Le pareti erano costellate di nicchie che custodivano frammenti di vita — un vaso romano, un paio di scarpe da corsa, un modellino di astronave — ciascuno immerso in una luce propria, pallida e sospesa.
Non osai toccare nulla.
Eppure, mentre restavo lì, sentii qualcosa attraversarmi, un legame inspiegabile, primordiale.
Mi mossi cautamente verso la seconda stanza: la biblioteca.
Scaffali che salivano fino al soffitto, stipati di libri d’ogni forma e colore.
Al centro, una poltrona dal design antico e accogliente, accostata a una pianta fatta di corallo vivente, fragile ma indomita.
Una grande finestra curva occupava un’intera parete, incorniciando il mondo esterno come un dipinto.
Le colline, la strada — tutto era lì, eppure distante, irreale.
Davanti a me, una scala a chiocciola si arrampicava verso l’alto, attirandomi inesorabilmente.
Primo piano
L’aria qui era più calda, più densa.
Le pareti erano un mosaico irregolare di lastre metalliche e specchi, che si piegavano e riflettevano in modi impossibili da seguire.
Le mie immagini si moltiplicavano, si frantumavano, si ricomponevano da angolazioni impensabili.
La stanchezza mi appesantì, e senza accorgermene scivolai in uno stato nebuloso, sospeso tra veglia e sogno.
Mi vidi correre sotto la pioggia, ridendo.
Mi vidi solo, in una stanza vuota, fissando un orologio fermo.
Mi vidi a scuola.
Mi vidi danzare nel buio.
Le voci iniziarono piano, un sussurro intrecciato di molte voci familiari, troppe per seguirle, ma tutte struggenti.
Parlavano di scelte non fatte, strade mai percorse, volti dimenticati ma ancora presenti, da qualche parte in me.
Attico
L’ultima scala sembrava infinita, un nastro d’acciaio che si torceva verso il cielo.
Salii, le gambe in fiamme, l’aria che si faceva sottile a ogni passo.
Quando raggiunsi la cima, entrai in uno spazio che non era affatto una stanza.

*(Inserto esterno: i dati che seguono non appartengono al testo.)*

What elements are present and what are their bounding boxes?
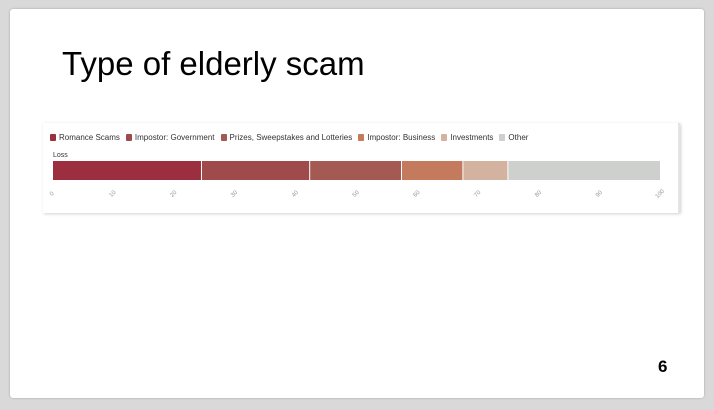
- legend-swatch: [220, 134, 227, 141]
- x-tick-label: 70: [473, 189, 482, 198]
- legend-swatch: [125, 134, 132, 141]
- x-tick-label: 20: [169, 189, 178, 198]
- legend-label: Other: [508, 133, 529, 142]
- legend-label: Investments: [450, 133, 494, 142]
- bar-segment[interactable]: [401, 161, 463, 180]
- x-tick-label: 50: [352, 189, 361, 198]
- legend-label: Romance Scams: [59, 133, 120, 142]
- legend-swatch: [441, 134, 448, 141]
- legend-item[interactable]: Other: [499, 133, 528, 142]
- legend-item[interactable]: Investments: [441, 133, 493, 142]
- x-tick-label: 60: [413, 189, 422, 198]
- legend-label: Impostor: Business: [367, 133, 436, 142]
- legend-label: Prizes, Sweepstakes and Lotteries: [229, 133, 353, 142]
- slide: Type of elderly scam Romance Scams Impost…: [10, 9, 704, 398]
- x-tick-label: 0: [49, 191, 56, 198]
- x-tick-label: 40: [291, 189, 300, 198]
- chart-legend: Romance Scams Impostor: Government Prizes,…: [50, 133, 528, 142]
- bar-segment[interactable]: [310, 161, 401, 180]
- legend-label: Impostor: Government: [134, 133, 215, 142]
- slide-title: Type of elderly scam: [62, 45, 365, 82]
- legend-item[interactable]: Prizes, Sweepstakes and Lotteries: [220, 133, 353, 142]
- page-number: 6: [658, 357, 668, 376]
- bar-segment[interactable]: [53, 161, 201, 180]
- x-tick-label: 100: [655, 188, 667, 200]
- chart-card: Romance Scams Impostor: Government Prizes,…: [43, 123, 680, 213]
- bar-segment[interactable]: [201, 161, 310, 180]
- legend-item[interactable]: Romance Scams: [50, 133, 120, 142]
- legend-item[interactable]: Impostor: Business: [358, 133, 435, 142]
- category-label: Loss: [53, 152, 68, 159]
- legend-swatch: [358, 134, 365, 141]
- bar-segment[interactable]: [508, 161, 660, 180]
- stacked-bar-chart: 0 10 20 30 40 50 60 70 80 90 100: [49, 161, 667, 200]
- x-tick-label: 80: [534, 189, 543, 198]
- x-tick-label: 30: [230, 189, 239, 198]
- legend-swatch: [50, 134, 56, 141]
- legend-swatch: [499, 134, 506, 141]
- bar-segment[interactable]: [463, 161, 508, 180]
- legend-item[interactable]: Impostor: Government: [125, 133, 215, 142]
- x-tick-label: 90: [595, 189, 604, 198]
- x-tick-label: 10: [109, 189, 118, 198]
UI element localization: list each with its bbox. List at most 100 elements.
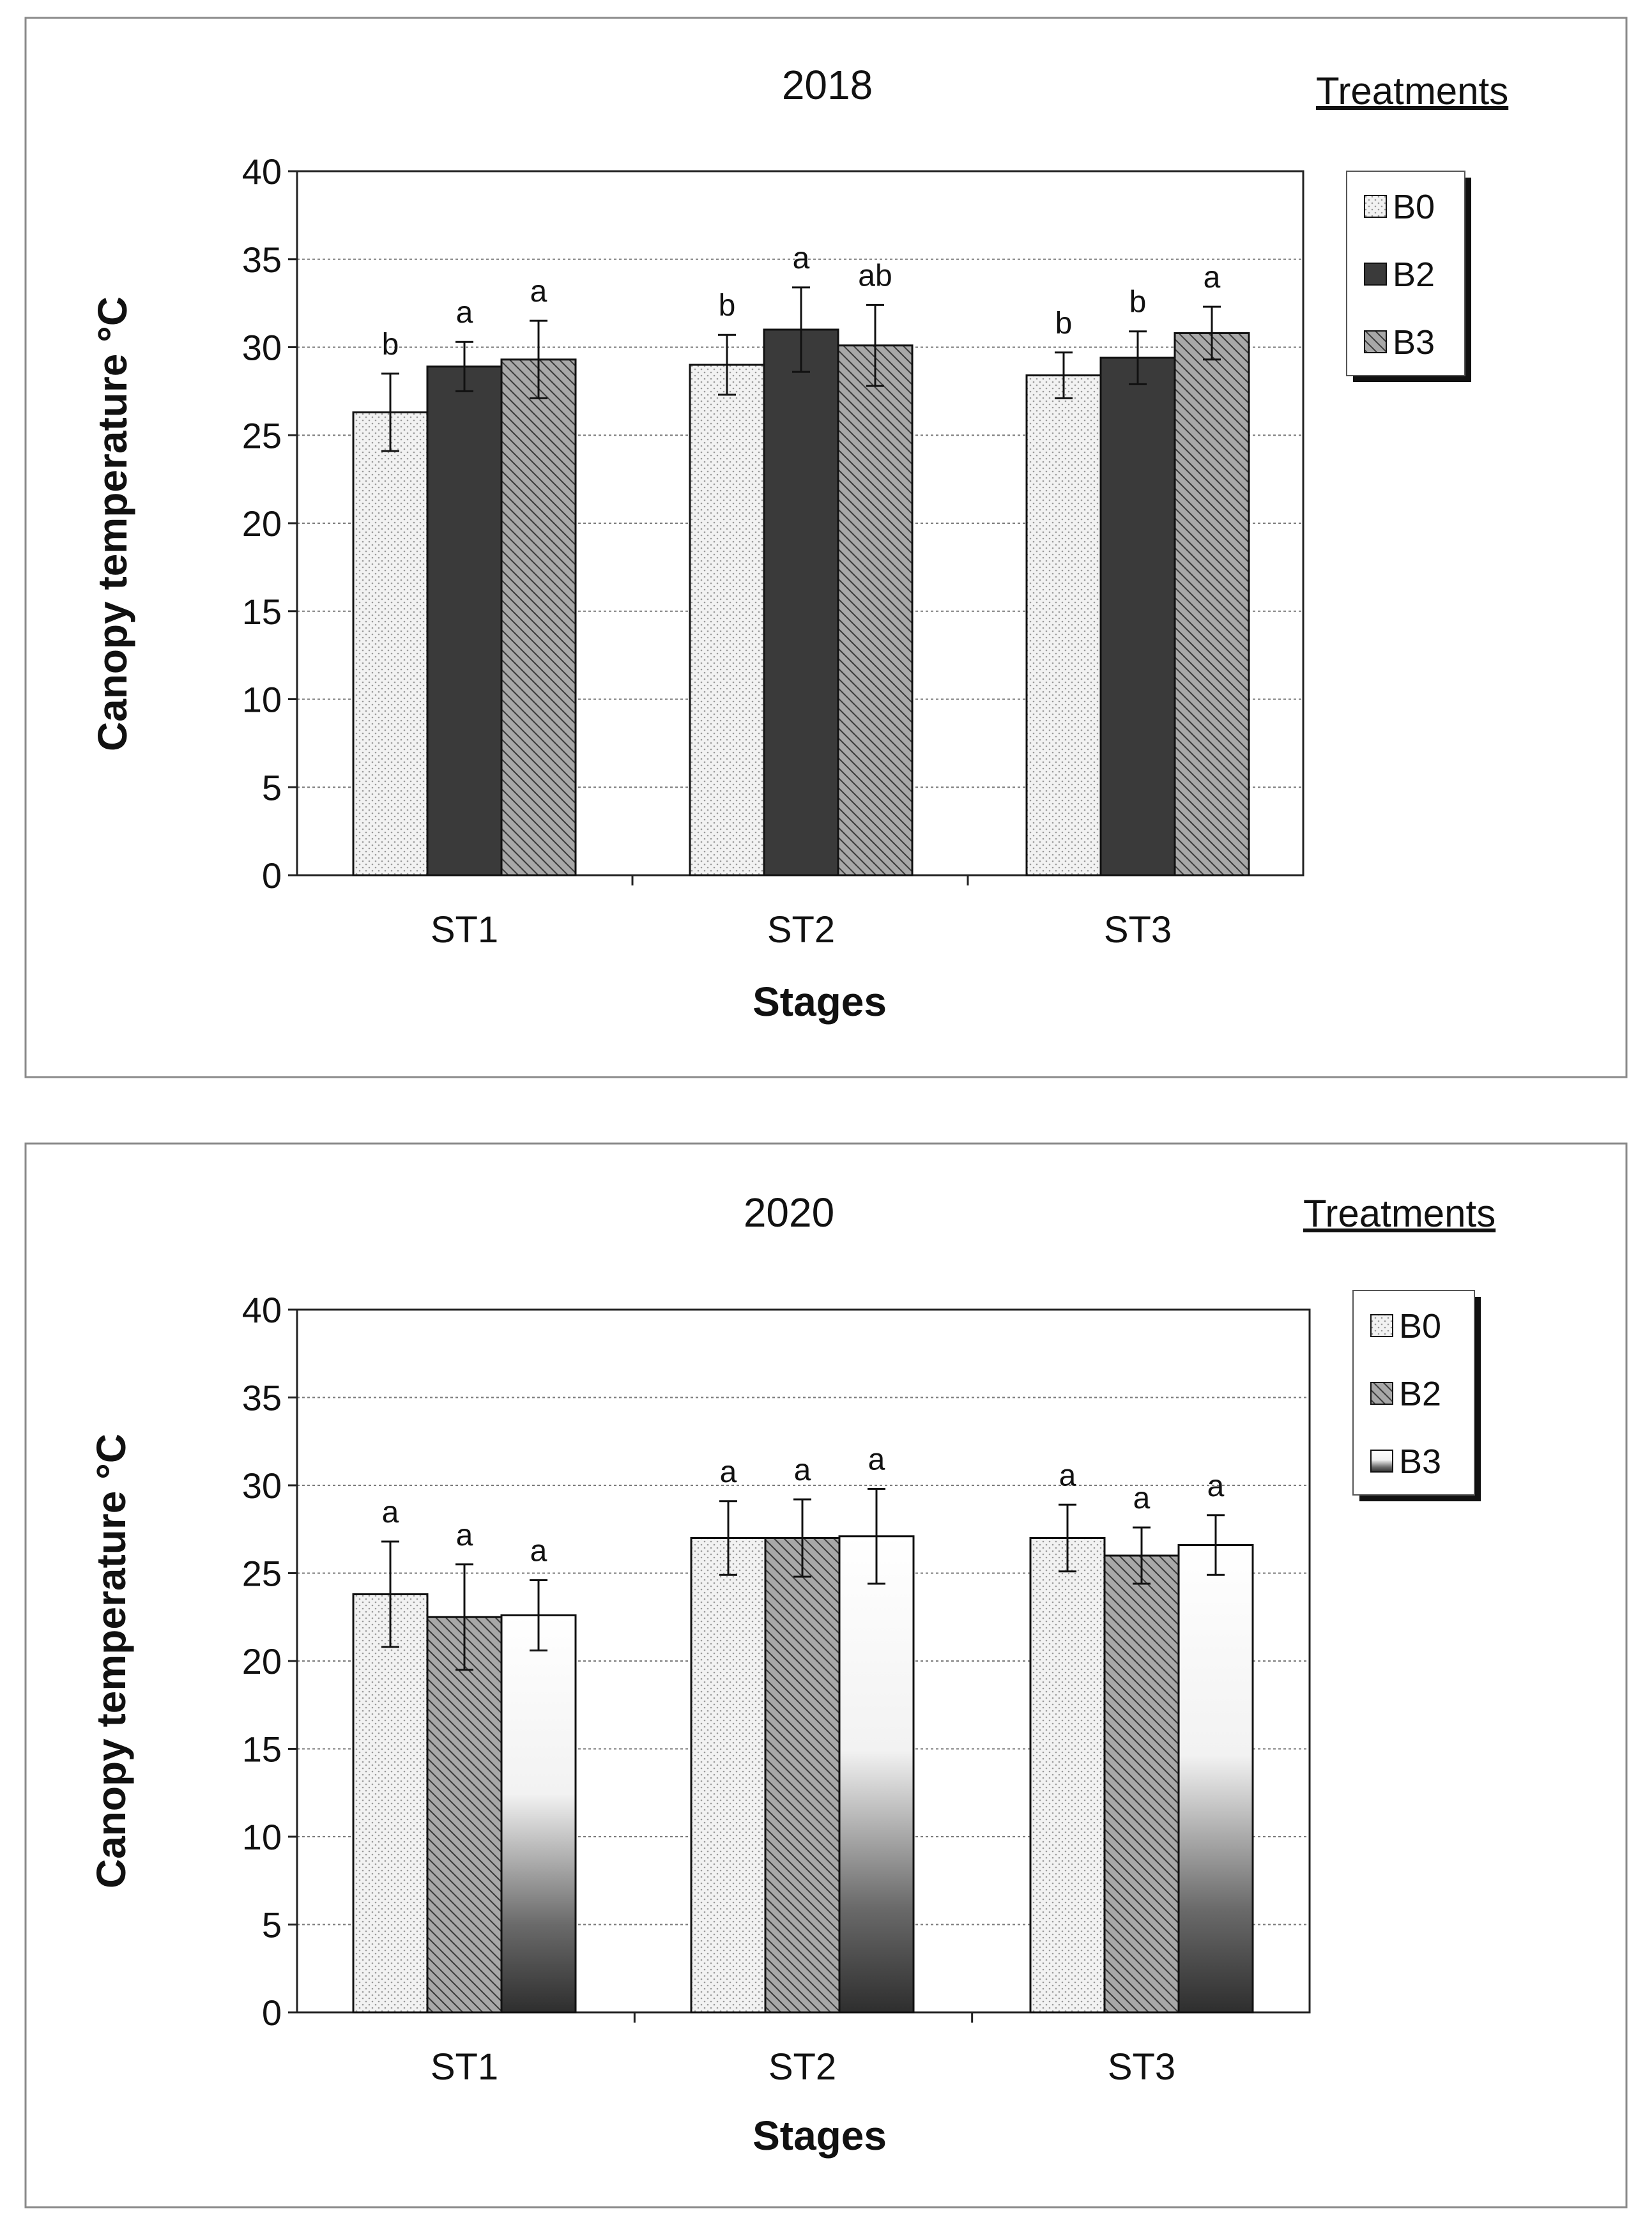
significance-letter: b [382, 328, 399, 362]
significance-letter: b [1129, 286, 1147, 319]
x-tick-label: ST1 [431, 2046, 498, 2088]
bars [352, 328, 1250, 877]
error-bar [455, 341, 473, 392]
y-tick-label: 10 [242, 1817, 282, 1857]
bar-b2-st3 [1099, 356, 1176, 877]
x-tick-labels: ST1 ST2 ST3 [431, 2012, 1175, 2088]
legend-swatch [1364, 330, 1387, 353]
bar-b0-st3 [1029, 1537, 1106, 2014]
significance-letter: a [530, 1535, 547, 1568]
error-bar [1059, 1503, 1076, 1573]
bar-b0-st3 [1025, 374, 1102, 877]
bar-b2-st2 [764, 1537, 841, 2014]
x-tick-label: ST2 [769, 2046, 836, 2088]
bar-b0-st2 [690, 1537, 767, 2014]
error-bars [381, 286, 1221, 452]
legend-item-b2: B2 [1370, 1375, 1441, 1413]
error-bar [1203, 305, 1221, 361]
legend: B0 B2 B3 [1352, 1290, 1481, 1501]
bars [352, 1535, 1254, 2014]
bar-b3-st1 [500, 1614, 577, 2014]
legend-label: B0 [1399, 1307, 1441, 1345]
y-tick-label: 40 [242, 1290, 282, 1330]
significance-letter: a [1059, 1458, 1076, 1492]
bar-b2-st1 [426, 1616, 503, 2014]
bar-b0-st1 [352, 411, 429, 877]
legend-title: Treatments [1303, 1192, 1495, 1235]
bar-b3-st2 [837, 344, 914, 877]
legend-swatch [1364, 195, 1387, 218]
legend-label: B3 [1399, 1443, 1441, 1481]
chart-title: 2020 [744, 1190, 834, 1236]
bar-b3-st2 [838, 1535, 915, 2014]
y-tick-label: 30 [242, 328, 282, 368]
x-axis-label: Stages [753, 2113, 887, 2159]
x-tick-labels: ST1 ST2 ST3 [431, 875, 1172, 951]
y-tick-label: 0 [262, 855, 282, 896]
legend-swatch [1370, 1450, 1393, 1473]
y-tick-label: 5 [262, 1905, 282, 1945]
significance-letter: a [1207, 1469, 1225, 1503]
y-tick-label: 10 [242, 680, 282, 720]
y-tick-label: 20 [242, 1641, 282, 1681]
y-tick-label: 20 [242, 503, 282, 544]
significance-letter: a [868, 1443, 885, 1477]
significance-letter: a [530, 275, 547, 309]
bar-b2-st1 [426, 365, 503, 877]
y-tick-label: 5 [262, 767, 282, 808]
significance-letter: b [719, 289, 736, 323]
error-bar [455, 1563, 473, 1671]
error-bar [866, 303, 884, 387]
x-tick-label: ST3 [1108, 2046, 1175, 2088]
y-tick-label: 35 [242, 240, 282, 280]
significance-letter: ab [858, 259, 892, 293]
error-bar [1055, 351, 1073, 399]
legend-item-b2: B2 [1364, 256, 1435, 294]
chart-title: 2018 [782, 62, 873, 108]
bar-b2-st3 [1103, 1554, 1180, 2014]
error-bar [792, 286, 810, 373]
significance-letters: a a a a a a a a a [382, 1443, 1225, 1568]
legend-item-b3: B3 [1370, 1443, 1441, 1481]
significance-letter: a [1133, 1481, 1151, 1515]
y-tick-labels: 0 5 10 15 20 25 30 35 40 [242, 1290, 297, 2033]
y-axis-label: Canopy temperature °C [89, 296, 135, 751]
error-bar [530, 1579, 547, 1651]
x-tick-label: ST1 [431, 909, 498, 951]
y-tick-label: 35 [242, 1378, 282, 1418]
error-bar [868, 1488, 885, 1585]
legend-item-b0: B0 [1364, 188, 1435, 226]
significance-letter: a [794, 1453, 811, 1487]
error-bar [1133, 1526, 1151, 1585]
significance-letter: a [456, 1519, 473, 1552]
legend-item-b0: B0 [1370, 1307, 1441, 1345]
error-bar [381, 372, 399, 452]
y-tick-label: 40 [242, 151, 282, 192]
significance-letter: b [1055, 307, 1073, 341]
y-tick-label: 0 [262, 1993, 282, 2033]
legend-label: B0 [1393, 188, 1435, 226]
y-axis-label: Canopy temperature °C [88, 1434, 134, 1888]
error-bar [1129, 330, 1147, 385]
y-tick-label: 30 [242, 1466, 282, 1506]
legend-label: B3 [1393, 323, 1435, 362]
significance-letter: a [1204, 261, 1221, 295]
y-tick-label: 25 [242, 1554, 282, 1594]
y-tick-label: 15 [242, 592, 282, 632]
legend-item-b3: B3 [1364, 323, 1435, 362]
bar-b3-st3 [1174, 332, 1250, 877]
error-bar [530, 319, 547, 399]
bar-b3-st3 [1177, 1544, 1254, 2014]
bar-b0-st1 [352, 1593, 429, 2014]
y-tick-labels: 0 5 10 15 20 25 30 35 40 [242, 151, 297, 896]
legend-swatch [1364, 263, 1387, 286]
error-bars [381, 1488, 1225, 1671]
error-bar [793, 1498, 811, 1578]
legend-label: B2 [1399, 1375, 1441, 1413]
y-tick-label: 25 [242, 415, 282, 455]
bar-b0-st2 [689, 364, 765, 877]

Le pareti erano sparite, sostituite da enormi vetrate che si aprivano sul vuoto.
Sopra di me, le stelle ardevano con una chiarezza impossibile, più vicine di quanto avessi mai sentito.
Su un lato del soffitto, i pannelli si allineavano a formare una croce.
Guardandola, capii che indicava la costellazione dello Scorpione.
Riaffiorò un ricordo — un sabato mattina di novembre, quando la mia vita si era azzerata, e tutto era ricominciato.
Sotto di me, il mondo si piegava su se stesso, come un origami di terra e cielo.
La casa respirava, il suo ritmo che si accordava al mio.
Il tempo si dissolse.
Rimasi sull’orlo di qualcosa che non sapevo nominare, sospeso tra l’infinito e l’intimo.
Non so quanto restai lì, a guardare le stelle muoversi come inchiostro nell’acqua.
Sapevo solo che la casa mi tratteneva, come se avesse fermato il tempo — giusto il necessario per farmi percepire le dimensioni inesplorate della mia esistenza, strati che non avevo mai immaginato.
Per la prima volta, sentii la profondità, le pieghe nascoste della mia vita, e gli echi delle possibilità che non avevo mai osato esplorare.
Poi mi ritrovai a camminare giù per la collina verso il villaggio, anche se non ricordavo di essere uscito.
Trovai l’officina per caso.
Un uomo con un furgone blu mi riportò alla macchina e la riparò in silenzio.
Girando la chiave, il motore riprese a vibrare.
Davanti a me, la strada si stendeva di nuovo, infinita.